Ray Dalio, co-chief investment officer of Bridgewater Associates, one of the world’s largest hedge funds, owns Bitcoin, but in a maintenance with CNBC On Wednesday, he demonstrated that he still doesn’t understand or believe in it as a store of value greater than gold.
Dalio believes governments can kill the distributed Bitcoin network around the world, but he hasn’t commented on how that might be possible.
“I think in the end, if it’s really successful, they’ll kill him and they’ll try to kill him.” And I think they’re going to kill him because they have ways to kill him, ”Dalio told Andrew Sorkin on CNBC“Squawk Box” at the SALT conference in New York.
While regulations for Bitcoin will surely grow in the years to come, and popular entry and exit ramps for investing may need to tighten their restrictions or shut down completely in some regions, it is impossible to stop transactions. Bitcoin.
Dalio generalized: “You have El Salvador taking care of it and you have India and China getting rid of it. And you have the United States discussing how to regulate it and it could still be controlled. ”
Dalio’s statement grossly underestimated the fact that El Salvador adopted Bitcoin as legal tender, putting Bitcoin in direct competition with the dollar as its currency in that country. It’s important to note that while Bitcoin is arguably the strongest asset in the world, the dollar maintains its hold as the world’s strongest currency.
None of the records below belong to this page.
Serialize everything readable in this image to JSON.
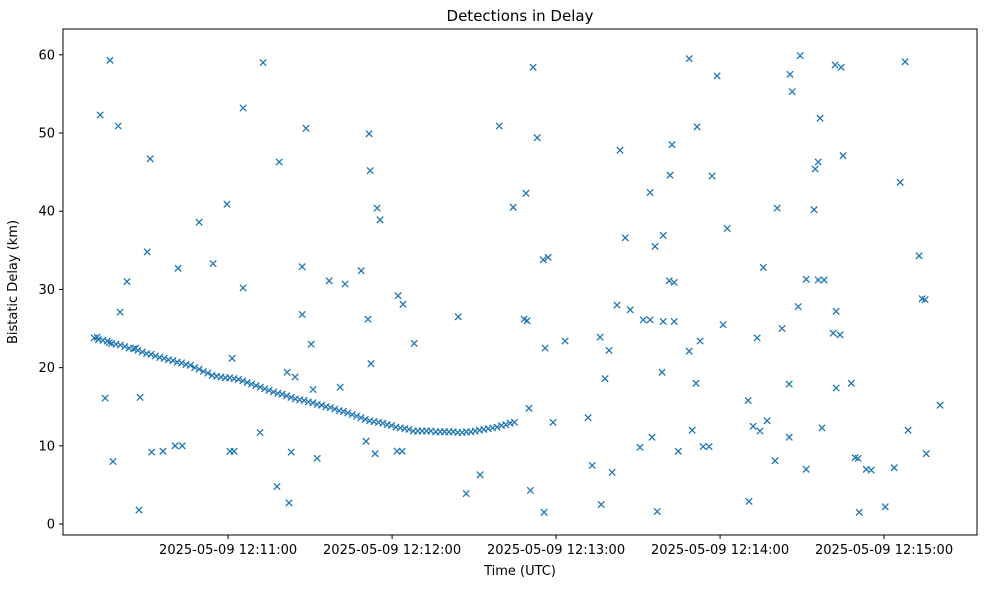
{
  "chart_data": {
    "type": "scatter",
    "title": "Detections in Delay",
    "xlabel": "Time (UTC)",
    "ylabel": "Bistatic Delay (km)",
    "marker": "x",
    "marker_color": "#1f77b4",
    "grid": false,
    "legend": "none",
    "x_axis": {
      "unit": "seconds after 2025-05-09 12:10:00 UTC",
      "lim": [
        -0.4,
        334.0
      ],
      "ticks": [
        {
          "value": 60,
          "label": "2025-05-09 12:11:00"
        },
        {
          "value": 120,
          "label": "2025-05-09 12:12:00"
        },
        {
          "value": 180,
          "label": "2025-05-09 12:13:00"
        },
        {
          "value": 240,
          "label": "2025-05-09 12:14:00"
        },
        {
          "value": 300,
          "label": "2025-05-09 12:15:00"
        }
      ]
    },
    "y_axis": {
      "lim": [
        -1.4,
        63.3
      ],
      "ticks": [
        {
          "value": 0,
          "label": "0"
        },
        {
          "value": 10,
          "label": "10"
        },
        {
          "value": 20,
          "label": "20"
        },
        {
          "value": 30,
          "label": "30"
        },
        {
          "value": 40,
          "label": "40"
        },
        {
          "value": 50,
          "label": "50"
        },
        {
          "value": 60,
          "label": "60"
        }
      ]
    },
    "series": [
      {
        "name": "main-track",
        "points": [
          [
            11.0,
            23.8
          ],
          [
            12.1,
            23.9
          ],
          [
            12.6,
            23.6
          ],
          [
            14.2,
            23.5
          ],
          [
            15.8,
            23.4
          ],
          [
            16.5,
            23.2
          ],
          [
            17.4,
            23.1
          ],
          [
            19.0,
            23.0
          ],
          [
            20.6,
            22.9
          ],
          [
            22.2,
            22.7
          ],
          [
            23.8,
            22.5
          ],
          [
            25.4,
            22.4
          ],
          [
            26.2,
            22.5
          ],
          [
            27.0,
            22.2
          ],
          [
            28.6,
            22.0
          ],
          [
            30.2,
            21.8
          ],
          [
            31.8,
            21.7
          ],
          [
            33.4,
            21.5
          ],
          [
            35.0,
            21.3
          ],
          [
            36.6,
            21.2
          ],
          [
            38.2,
            21.0
          ],
          [
            39.8,
            20.9
          ],
          [
            41.4,
            20.7
          ],
          [
            43.0,
            20.6
          ],
          [
            44.6,
            20.4
          ],
          [
            46.2,
            20.3
          ],
          [
            47.8,
            20.0
          ],
          [
            49.4,
            19.8
          ],
          [
            51.0,
            19.5
          ],
          [
            52.6,
            19.3
          ],
          [
            54.2,
            19.0
          ],
          [
            55.8,
            18.9
          ],
          [
            57.4,
            18.8
          ],
          [
            59.0,
            18.7
          ],
          [
            60.6,
            18.7
          ],
          [
            62.2,
            18.6
          ],
          [
            63.8,
            18.5
          ],
          [
            65.4,
            18.3
          ],
          [
            67.0,
            18.1
          ],
          [
            68.6,
            17.9
          ],
          [
            70.2,
            17.7
          ],
          [
            71.8,
            17.5
          ],
          [
            73.4,
            17.3
          ],
          [
            75.0,
            17.1
          ],
          [
            76.6,
            16.9
          ],
          [
            78.2,
            16.7
          ],
          [
            79.8,
            16.6
          ],
          [
            81.4,
            16.4
          ],
          [
            83.0,
            16.2
          ],
          [
            84.6,
            16.0
          ],
          [
            86.2,
            15.9
          ],
          [
            87.8,
            15.8
          ],
          [
            89.4,
            15.6
          ],
          [
            91.0,
            15.5
          ],
          [
            92.6,
            15.3
          ],
          [
            94.2,
            15.2
          ],
          [
            95.8,
            15.0
          ],
          [
            97.4,
            14.9
          ],
          [
            99.0,
            14.7
          ],
          [
            100.6,
            14.5
          ],
          [
            102.2,
            14.4
          ],
          [
            103.8,
            14.2
          ],
          [
            105.4,
            14.0
          ],
          [
            107.0,
            13.8
          ],
          [
            108.6,
            13.6
          ],
          [
            110.2,
            13.4
          ],
          [
            111.8,
            13.2
          ],
          [
            113.4,
            13.1
          ],
          [
            115.0,
            13.0
          ],
          [
            116.6,
            12.9
          ],
          [
            118.2,
            12.7
          ],
          [
            119.8,
            12.6
          ],
          [
            121.4,
            12.4
          ],
          [
            123.0,
            12.3
          ],
          [
            124.6,
            12.2
          ],
          [
            126.2,
            12.1
          ],
          [
            127.8,
            11.9
          ],
          [
            129.4,
            11.9
          ],
          [
            131.0,
            11.9
          ],
          [
            132.6,
            11.9
          ],
          [
            134.2,
            11.9
          ],
          [
            136.0,
            11.8
          ],
          [
            137.6,
            11.8
          ],
          [
            139.2,
            11.8
          ],
          [
            140.8,
            11.8
          ],
          [
            142.4,
            11.8
          ],
          [
            144.0,
            11.7
          ],
          [
            145.6,
            11.7
          ],
          [
            147.2,
            11.8
          ],
          [
            148.8,
            11.8
          ],
          [
            150.4,
            11.9
          ],
          [
            152.0,
            12.0
          ],
          [
            153.6,
            12.1
          ],
          [
            155.2,
            12.2
          ],
          [
            156.8,
            12.3
          ],
          [
            158.4,
            12.4
          ],
          [
            160.0,
            12.6
          ],
          [
            161.6,
            12.7
          ],
          [
            163.2,
            12.9
          ],
          [
            164.8,
            13.0
          ]
        ]
      },
      {
        "name": "background-detections",
        "points": [
          [
            13.2,
            52.3
          ],
          [
            16.8,
            59.3
          ],
          [
            19.8,
            50.9
          ],
          [
            15.0,
            16.1
          ],
          [
            17.9,
            8.0
          ],
          [
            20.5,
            27.1
          ],
          [
            23.0,
            31.0
          ],
          [
            27.4,
            1.8
          ],
          [
            27.8,
            16.2
          ],
          [
            30.4,
            34.8
          ],
          [
            31.5,
            46.7
          ],
          [
            32.0,
            9.2
          ],
          [
            36.2,
            9.3
          ],
          [
            40.6,
            10.0
          ],
          [
            43.2,
            10.0
          ],
          [
            41.7,
            32.7
          ],
          [
            49.4,
            38.6
          ],
          [
            54.5,
            33.3
          ],
          [
            59.6,
            40.9
          ],
          [
            60.7,
            9.3
          ],
          [
            62.2,
            9.3
          ],
          [
            61.5,
            21.2
          ],
          [
            65.5,
            53.2
          ],
          [
            65.5,
            30.2
          ],
          [
            71.7,
            11.7
          ],
          [
            72.8,
            59.0
          ],
          [
            78.7,
            46.3
          ],
          [
            77.9,
            4.8
          ],
          [
            81.6,
            19.4
          ],
          [
            83.1,
            9.2
          ],
          [
            82.3,
            2.7
          ],
          [
            84.5,
            18.8
          ],
          [
            87.1,
            32.9
          ],
          [
            87.1,
            26.8
          ],
          [
            88.5,
            50.6
          ],
          [
            90.4,
            23.0
          ],
          [
            91.1,
            17.2
          ],
          [
            92.6,
            8.4
          ],
          [
            97.0,
            31.1
          ],
          [
            101.0,
            17.5
          ],
          [
            102.8,
            30.7
          ],
          [
            108.7,
            32.4
          ],
          [
            110.5,
            10.6
          ],
          [
            111.6,
            49.9
          ],
          [
            112.0,
            45.2
          ],
          [
            112.3,
            20.5
          ],
          [
            113.8,
            9.0
          ],
          [
            114.5,
            40.4
          ],
          [
            115.6,
            38.9
          ],
          [
            111.2,
            26.2
          ],
          [
            121.8,
            9.3
          ],
          [
            123.7,
            9.3
          ],
          [
            122.2,
            29.2
          ],
          [
            124.0,
            28.1
          ],
          [
            128.1,
            23.1
          ],
          [
            144.2,
            26.5
          ],
          [
            147.1,
            3.9
          ],
          [
            152.2,
            6.3
          ],
          [
            159.2,
            50.9
          ],
          [
            164.3,
            40.5
          ],
          [
            169.0,
            42.3
          ],
          [
            168.3,
            26.2
          ],
          [
            169.4,
            26.0
          ],
          [
            170.1,
            14.8
          ],
          [
            171.6,
            58.4
          ],
          [
            173.1,
            49.4
          ],
          [
            170.6,
            4.3
          ],
          [
            175.3,
            33.8
          ],
          [
            177.1,
            34.1
          ],
          [
            176.0,
            22.5
          ],
          [
            175.6,
            1.5
          ],
          [
            178.9,
            13.0
          ],
          [
            183.3,
            23.4
          ],
          [
            191.7,
            13.6
          ],
          [
            193.2,
            7.5
          ],
          [
            196.5,
            2.5
          ],
          [
            197.9,
            18.6
          ],
          [
            196.1,
            23.9
          ],
          [
            199.4,
            22.2
          ],
          [
            200.5,
            6.6
          ],
          [
            202.3,
            28.0
          ],
          [
            203.4,
            47.8
          ],
          [
            205.3,
            36.6
          ],
          [
            207.1,
            27.4
          ],
          [
            210.7,
            9.8
          ],
          [
            211.9,
            26.1
          ],
          [
            214.4,
            26.1
          ],
          [
            214.4,
            42.4
          ],
          [
            216.2,
            35.5
          ],
          [
            215.1,
            11.1
          ],
          [
            217.0,
            1.6
          ],
          [
            218.8,
            19.4
          ],
          [
            219.2,
            36.9
          ],
          [
            219.2,
            25.9
          ],
          [
            221.4,
            31.1
          ],
          [
            223.2,
            30.9
          ],
          [
            223.2,
            25.9
          ],
          [
            221.7,
            44.6
          ],
          [
            222.4,
            48.5
          ],
          [
            224.7,
            9.3
          ],
          [
            228.7,
            59.5
          ],
          [
            229.8,
            12.0
          ],
          [
            228.7,
            22.1
          ],
          [
            231.2,
            18.0
          ],
          [
            231.6,
            50.8
          ],
          [
            232.7,
            23.4
          ],
          [
            233.8,
            9.9
          ],
          [
            236.0,
            9.9
          ],
          [
            237.1,
            44.5
          ],
          [
            238.9,
            57.3
          ],
          [
            241.1,
            25.5
          ],
          [
            242.6,
            37.8
          ],
          [
            250.3,
            15.8
          ],
          [
            250.6,
            2.9
          ],
          [
            253.6,
            23.8
          ],
          [
            252.1,
            12.5
          ],
          [
            254.6,
            11.9
          ],
          [
            255.8,
            32.8
          ],
          [
            257.2,
            13.2
          ],
          [
            260.1,
            8.1
          ],
          [
            260.9,
            40.4
          ],
          [
            262.7,
            25.0
          ],
          [
            265.3,
            17.9
          ],
          [
            265.3,
            11.1
          ],
          [
            265.6,
            57.5
          ],
          [
            266.4,
            55.3
          ],
          [
            268.6,
            27.8
          ],
          [
            269.3,
            59.9
          ],
          [
            271.5,
            7.0
          ],
          [
            271.5,
            31.3
          ],
          [
            274.4,
            40.2
          ],
          [
            274.8,
            45.4
          ],
          [
            275.9,
            46.3
          ],
          [
            275.9,
            31.2
          ],
          [
            276.6,
            51.9
          ],
          [
            278.1,
            31.2
          ],
          [
            277.3,
            12.3
          ],
          [
            281.4,
            24.4
          ],
          [
            283.9,
            24.2
          ],
          [
            282.5,
            27.2
          ],
          [
            282.1,
            58.7
          ],
          [
            284.3,
            58.4
          ],
          [
            282.5,
            17.4
          ],
          [
            285.0,
            47.1
          ],
          [
            288.0,
            18.0
          ],
          [
            289.4,
            8.5
          ],
          [
            290.5,
            8.4
          ],
          [
            290.9,
            1.5
          ],
          [
            293.5,
            7.0
          ],
          [
            295.3,
            6.9
          ],
          [
            300.4,
            2.2
          ],
          [
            303.7,
            7.2
          ],
          [
            305.9,
            43.7
          ],
          [
            307.7,
            59.1
          ],
          [
            308.8,
            12.0
          ],
          [
            312.8,
            34.3
          ],
          [
            313.9,
            28.8
          ],
          [
            315.0,
            28.7
          ],
          [
            315.4,
            9.0
          ],
          [
            320.5,
            15.2
          ]
        ]
      }
    ]
  }
}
Additionally, China hasn’t gotten rid of Bitcoin at all. They recently banned Bitcoin mining, which turned out to be a rather ill-conceived attack on the network, resulting in the removal of China as a serious contender for Bitcoin’s global hash rate.
During the interview, Dalio also said that Bitcoin has no intrinsic value. This is a fundamental flaw in the thinking of many mainstream investors and Keynesian economists. Nothing has intrinsic value. Objective value does not exist. The value is completely subjective, as most Bitcoiners would readily admit.
The idea that value is subjective is often echoed by economists who try to create constant measures where there really are none. This misunderstanding stems from the envy of physics. It comes from Keynesian economists who claim economics is hard science. It’s not.
“There are so many things in a historical perspective that had no intrinsic value and that had perceived value. And then it got hot and it got cold. It could be anyway. You just have to know what it is. It could be tulips in Holland, ”said Dalio.
Still, the lack of knowledge hasn’t stopped the billionaire investor from buying Bitcoin as a hedge against inflation, which would indicate that he understands that Bitcoin is one, if not the best store of value in the space. , time and scale.
“I think it is worth considering all the alternatives to cash and all the alternatives to other financial assets. Bitcoin is one possibility. I have a certain amount of money in bitcoin.
In conclusion, Dalio admitted: “It is an incredible accomplishment to have brought [Bitcoin] from where this programming occurred to where it stands through the test of time.
Still, the investor made it clear that he believes gold is a better store of value.
“If you put a gun to my head and say, ‘I can only have one,'” said Dalio in another interview with CNBC, “I would choose gold.”
Why he is wrong
While gold has always been a hedge against fiat inflation, bitcoiners believe that Bitcoin has subsumed gold in its functions, virtues, and necessity.
Bitcoin is more salable in space, time and scale than gold. Bitcoin’s issuance will stop at 21 million coins, while gold will be mined until none exists anywhere in the universe. The only thing limiting the inflation of the gold supply is the amount of resources we devote to the task of mining it, and on that front we’ve barely scratched the surface of the earth.
One explanation for Dalio holding gold on Bitcoin as a store of value is a mistaken belief that Bitcoin will simply be banned by the US government. Bitcoin as a network and currency, however, is resistant to government capture, unlike gold.
Indeed, as we have seen time and time again in China and India, Bitcoin can be regulated, but it cannot be stopped. Governments have no control over the protocol and no power to stop, modify or confiscate Bitcoin transactions.
At the same time, the physical nature of gold and the inability to store it safely make it easily confiscable by third parties and governments. Note that all standard good delivery gold bars must be held by a third party to be recognized as valid, and the vast majority of investor gold is held in banks.
As of now, Dalio just doesn’t view Bitcoin as a store of value, which is arguably his strongest and one of his most obvious virtues:
“I just think of it as diversification,” he said.